Luther Witt farm west of Plymouth, section 21, with its stone fence lining the road with the freshly deforested farm field. This area is today on Western Avenue, east of Woodlawn Cemetery.

The labor needed for creating the walls was enormous, but a larger effort went into getting the stones to the edges of the fields. Stone by stone, stone boat load by stone boat load, the work was done. Our immigrant settlers labored for decades to clear land, early on having stone picking bees; work done in groups went faster and was far more enjoyable.

Though all pioneer farmers dealt with the overabundance of native stone, no group is more closely associated with them than the Irish. A common misconception is that the Irish settled in our western townships because the landscape resembled home. The reality was the land was open to settlement by immigrants, and available for a price they could afford. It just happened to be rocky and hilly, much like western Ireland.

Enclaves grew in the towns of Mitchell and Greenbush where large numbers of Irish immigrants settled from 1847 into the 1870s. More than 600 families settled in a broad swath from the Town of Lima west to the Town of Byron in Fond du Lac County. Those 600 families amounted to more than 6,000 people of Irish descent.

Perhaps something in their genetic memories drew them to the land that would be the Kettle Moraine. The land certainly gave them cause to use their wall building talents.

Céide Fields, located on the North Atlantic in County Mayo, has one of the oldest known field systems – with stone walls--in the world, over 5,500 years old. Mayo residents form one of the largest groups of Irish immigrants in the county.

During the years of the Great Famine, 1845-1850, Ireland’s starving people, as a form of aid, were put to work building stone fences with no real purpose. They built roads that led to nowhere in order to earn food. 

A farmer and his horses wander down a lane edged by stone fences.

But, making weak, starving, deathly ill men work at hard labor in the bitter cold was less than productive, not to mention impractical. This form of relief actually burned more calories than the thin weak soup provided to the men for sustenance. Yet, the peasants scrambled for the opportunity to do the work, and earn one meal a day for their families.

Many of those famine walls still stand today, a reminder of the Great Hunger, the very reason thousands left Ireland for America.

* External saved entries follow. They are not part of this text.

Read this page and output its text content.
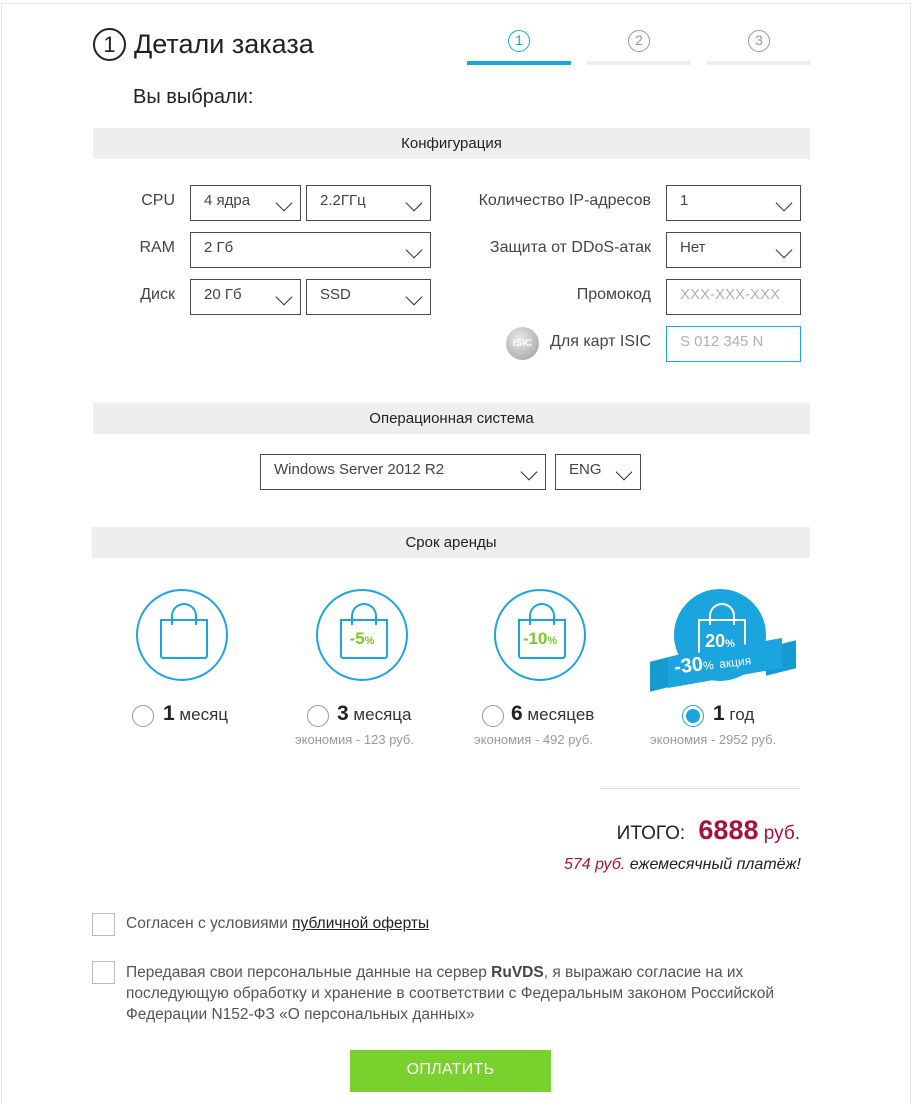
1 Детали заказа	1	2	3
Вы выбрали:
Конфигурация
CPU	4 ядра	2.2ГГц
RAM	2 Гб
Диск	20 Гб	SSD
Количество IP-адресов	1
Защита от DDoS-атак	Нет
Промокод	XXX-XXX-XXX
ISIC	Для карт ISIC	S 012 345 N
Операционная система
Windows Server 2012 R2	ENG
Срок аренды
1 месяц
-5%
3 месяца
экономия - 123 руб.
-10%
6 месяцев
экономия - 492 руб.
20%
-30% акция
1 год
экономия - 2952 руб.
ИТОГО: 6888 руб.
574 руб. ежемесячный платёж!
Согласен с условиями публичной оферты
Передавая свои персональные данные на сервер RuVDS, я выражаю согласие на их последующую обработку и хранение в соответствии с Федеральным законом Российской Федерации N152-ФЗ «О персональных данных»
ОПЛАТИТЬ
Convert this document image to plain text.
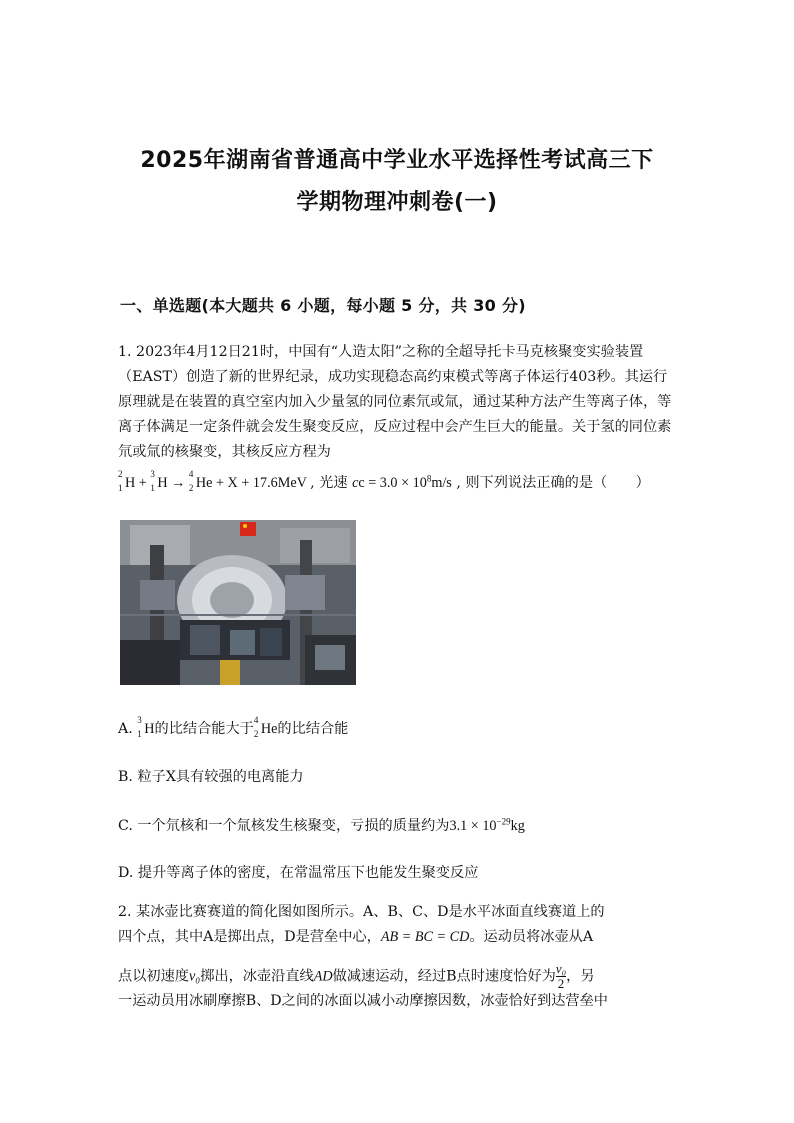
2025年湖南省普通高中学业水平选择性考试高三下
学期物理冲刺卷(一)
一、单选题(本大题共 6 小题，每小题 5 分，共 30 分)
1. 2023年4月12日21时，中国有“人造太阳”之称的全超导托卡马克核聚变实验装置（EAST）创造了新的世界纪录，成功实现稳态高约束模式等离子体运行403秒。其运行原理就是在装置的真空室内加入少量氢的同位素氘或氚，通过某种方法产生等离子体，等离子体满足一定条件就会发生聚变反应，反应过程中会产生巨大的能量。关于氢的同位素氘或氚的核聚变，其核反应方程为
2
1 H +
3
1 H →
4
2 He + X + 17.6MeV , 光速 cc = $3.0 \times 10^8m/s$ , 则下列说法正确的是（　　）
A.
3
1 H的比结合能大于
4
2 He的比结合能
B. 粒子X具有较强的电离能力
C. 一个氘核和一个氚核发生核聚变，亏损的质量约为$3.1 \times 10^{-29}kg$
D. 提升等离子体的密度，在常温常压下也能发生聚变反应
2. 某冰壶比赛赛道的简化图如图所示。A、B、C、D是水平冰面直线赛道上的
四个点，其中A是掷出点，D是营垒中心，AB = BC = CD。运动员将冰壶从A
点以初速度v₀掷出，冰壶沿直线AD做减速运动，经过B点时速度恰好为 $\frac{\text{v₀}}{2}$ ，另
一运动员用冰刷摩擦B、D之间的冰面以减小动摩擦因数，冰壶恰好到达营垒中
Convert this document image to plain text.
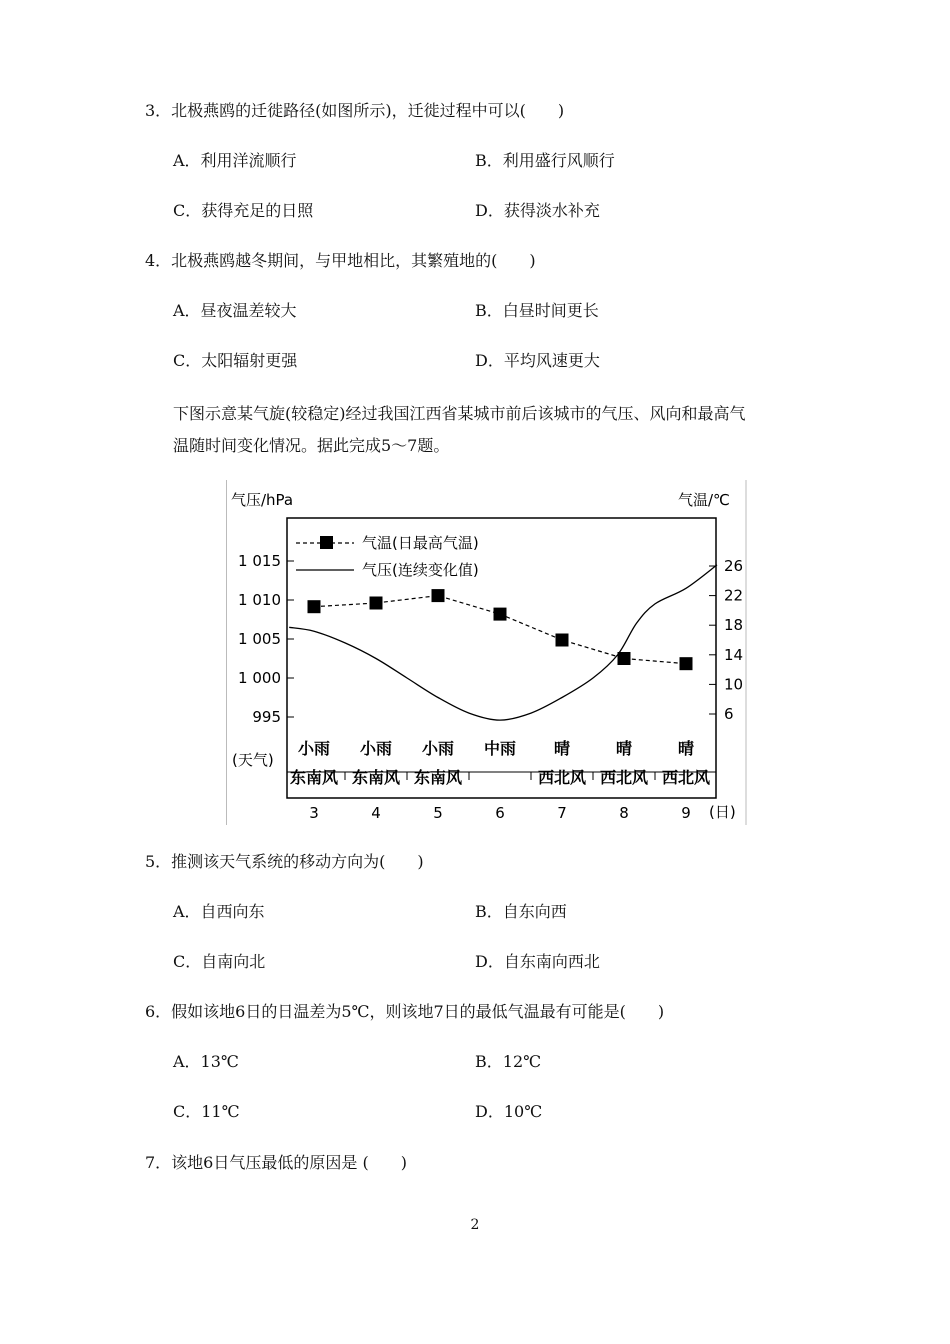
3．北极燕鸥的迁徙路径(如图所示)，迁徙过程中可以(　　)
A．利用洋流顺行	B．利用盛行风顺行
C．获得充足的日照	D．获得淡水补充
4．北极燕鸥越冬期间，与甲地相比，其繁殖地的(　　)
A．昼夜温差较大	B．白昼时间更长
C．太阳辐射更强	D．平均风速更大
下图示意某气旋(较稳定)经过我国江西省某城市前后该城市的气压、风向和最高气
温随时间变化情况。据此完成5～7题。
气压/hPa	气温/℃
(天气)
(日)
1 015
1 010
1 005
1 000
995
26
22
18
14
10
6
3	4	5	6	7	8	9
小雨
东南风
小雨
东南风
小雨
东南风
中雨 晴
西北风
晴
西北风
晴
西北风
气温(日最高气温)
气压(连续变化值)
5．推测该天气系统的移动方向为(　　)
A．自西向东	B．自东向西
C．自南向北	D．自东南向西北
6．假如该地6日的日温差为5℃，则该地7日的最低气温最有可能是(　　)
A．13℃	B．12℃
C．11℃	D．10℃
7．该地6日气压最低的原因是 (　　)
2
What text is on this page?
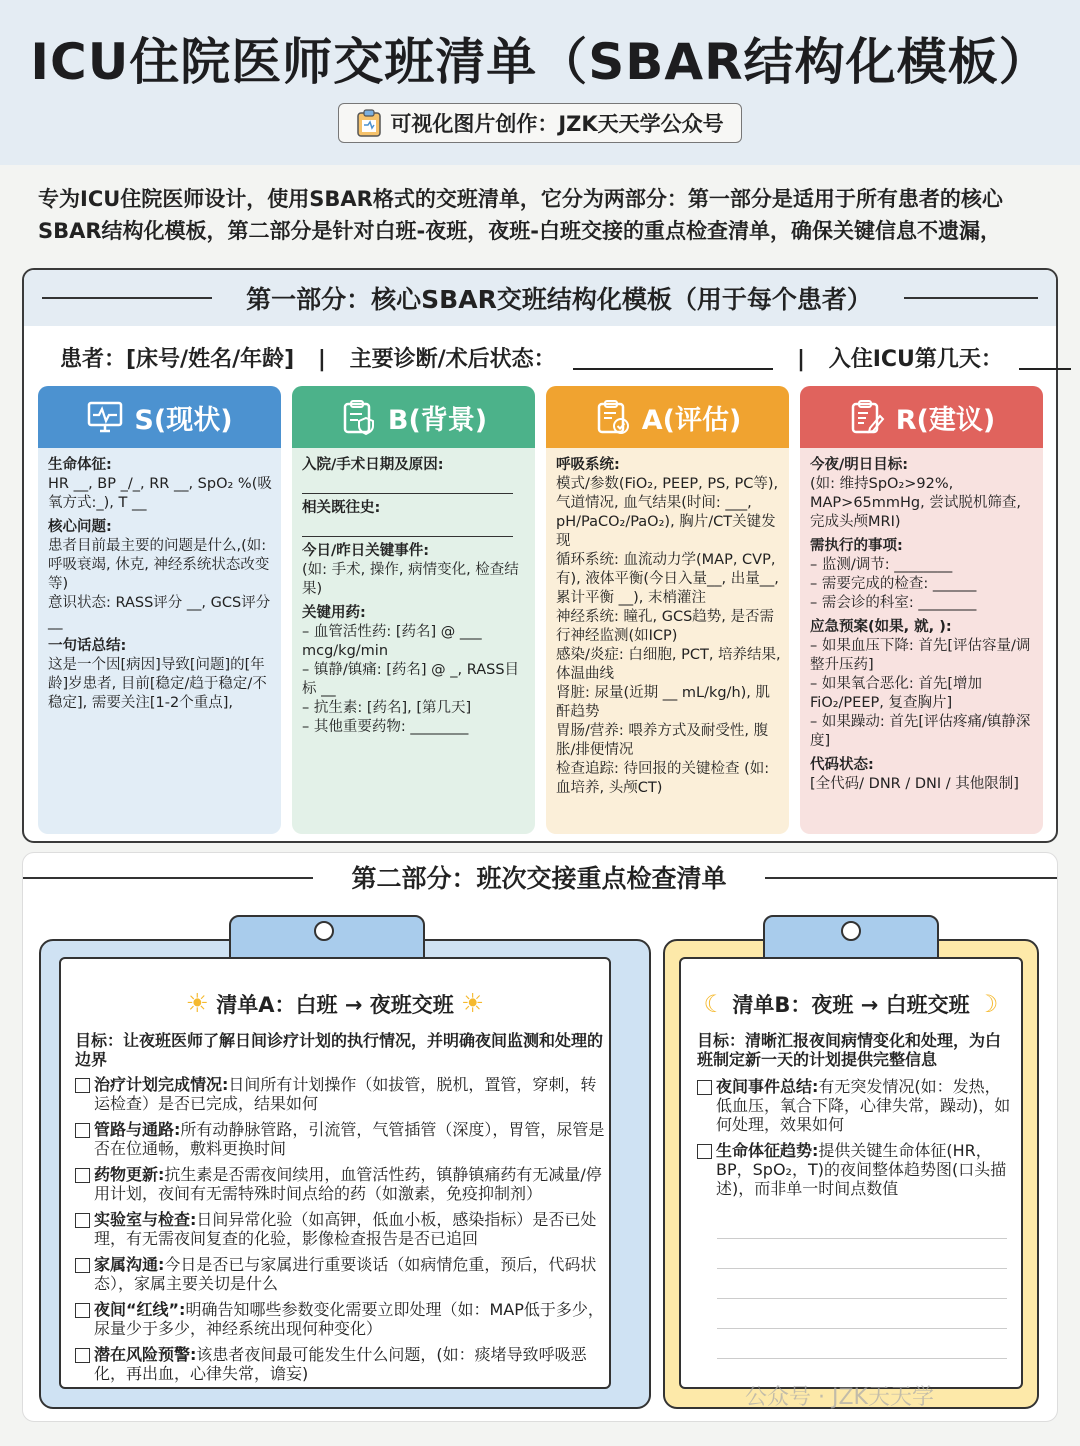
ICU住院医师交班清单（SBAR结构化模板）
可视化图片创作：JZK天天学公众号
专为ICU住院医师设计，使用SBAR格式的交班清单，它分为两部分：第一部分是适用于所有患者的核心SBAR结构化模板，第二部分是针对白班-夜班，夜班-白班交接的重点检查清单，确保关键信息不遗漏，
第一部分：核心SBAR交班结构化模板（用于每个患者）
患者：[床号/姓名/年龄] | 主要诊断/术后状态：	| 入住ICU第几天：
S(现状)
生命体征:
HR __, BP _/_, RR __, SpO₂ %(吸氧方式:_), T __
核心问题:
患者目前最主要的问题是什么,(如: 呼吸衰竭, 休克, 神经系统状态改变等)
意识状态: RASS评分 __, GCS评分 __
一句话总结:
这是一个因[病因]导致[问题]的[年龄]岁患者, 目前[稳定/趋于稳定/不稳定], 需要关注[1-2个重点],
B(背景)
入院/手术日期及原因:
相关既往史:
今日/昨日关键事件:
(如: 手术, 操作, 病情变化, 检查结果)
关键用药:
– 血管活性药: [药名] @ ___ mcg/kg/min
– 镇静/镇痛: [药名] @ _, RASS目标 __
– 抗生素: [药名], [第几天]
– 其他重要药物: ________
A(评估)
呼吸系统:
模式/参数(FiO₂, PEEP, PS, PC等), 气道情况, 血气结果(时间: ___, pH/PaCO₂/PaO₂), 胸片/CT关键发现
循环系统: 血流动力学(MAP, CVP, 有), 液体平衡(今日入量__, 出量__, 累计平衡 __), 末梢灌注
神经系统: 瞳孔, GCS趋势, 是否需行神经监测(如ICP)
感染/炎症: 白细胞, PCT, 培养结果, 体温曲线
肾脏: 尿量(近期 __ mL/kg/h), 肌酐趋势
胃肠/营养: 喂养方式及耐受性, 腹胀/排便情况
检查追踪: 待回报的关键检查 (如: 血培养, 头颅CT)
R(建议)
今夜/明日目标:
(如: 维持SpO₂>92%, MAP>65mmHg, 尝试脱机筛查, 完成头颅MRI)
需执行的事项:
– 监测/调节: ________
– 需要完成的检查: ______
– 需会诊的科室: ________
应急预案(如果, 就, ):
– 如果血压下降: 首先[评估容量/调整升压药]
– 如果氧合恶化: 首先[增加FiO₂/PEEP, 复查胸片]
– 如果躁动: 首先[评估疼痛/镇静深度]
代码状态:
[全代码/ DNR / DNI / 其他限制]
第二部分：班次交接重点检查清单
☀ 清单A：白班 → 夜班交班 ☀
目标：让夜班医师了解日间诊疗计划的执行情况，并明确夜间监测和处理的边界
治疗计划完成情况:日间所有计划操作（如拔管，脱机，置管，穿刺，转运检查）是否已完成，结果如何
管路与通路:所有动静脉管路，引流管，气管插管（深度），胃管，尿管是否在位通畅，敷料更换时间
药物更新:抗生素是否需夜间续用，血管活性药，镇静镇痛药有无减量/停用计划，夜间有无需特殊时间点给的药（如激素，免疫抑制剂）
实验室与检查:日间异常化验（如高钾，低血小板，感染指标）是否已处理，有无需夜间复查的化验，影像检查报告是否已追回
家属沟通:今日是否已与家属进行重要谈话（如病情危重，预后，代码状态），家属主要关切是什么
夜间“红线”:明确告知哪些参数变化需要立即处理（如：MAP低于多少，尿量少于多少，神经系统出现何种变化）
潜在风险预警:该患者夜间最可能发生什么问题，(如：痰堵导致呼吸恶化，再出血，心律失常，谵妄)
☾ 清单B：夜班 → 白班交班 ☽
目标：清晰汇报夜间病情变化和处理，为白班制定新一天的计划提供完整信息
夜间事件总结:有无突发情况(如：发热，低血压，氧合下降，心律失常，躁动)，如何处理，效果如何
生命体征趋势:提供关键生命体征(HR，BP，SpO₂，T)的夜间整体趋势图(口头描述)，而非单一时间点数值
公众号 · JZK天天学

A quote from Galway man Jerry Costello gives a poignant description of stone fences in Ireland, “For many visitors to Ireland, their abiding memory of the scenery is not the great sweeping seascapes or the ancient mountains shrouded in mist, but these tiny fields emerging from the stony land, surrounded by tens of thousands of miles of stone walls. They are silent witness to hundreds of years of Irish history and reminders to all of us of where we have come from.”

Dry stone walls are not merely piles of rocks. They are reminders of past, our heritage. They live and change with the seasons. They provide homes for animals and birds. They provide places to anchor for lichen, moss and wild flowers. They provide a link to our past, a thread of connection to the people who built them and their link to this land.

During the past decades, most of the county's stone fences have been removed for property development and road improvements. They’re deemed costly to maintain, dangerous and a waste of land.

Yet historians view them as relics of historical significance worthy of saving. They are true icons of the American landscape, a lasting connection to our immigrant ancestors and their struggles.

So, in your travels, the next time you come across a stone fence, pause and ponder. Perhaps it’s not just a pile of stones.

Beth Dippel is the Executive Director of the Sheboygan County Historical Research Center.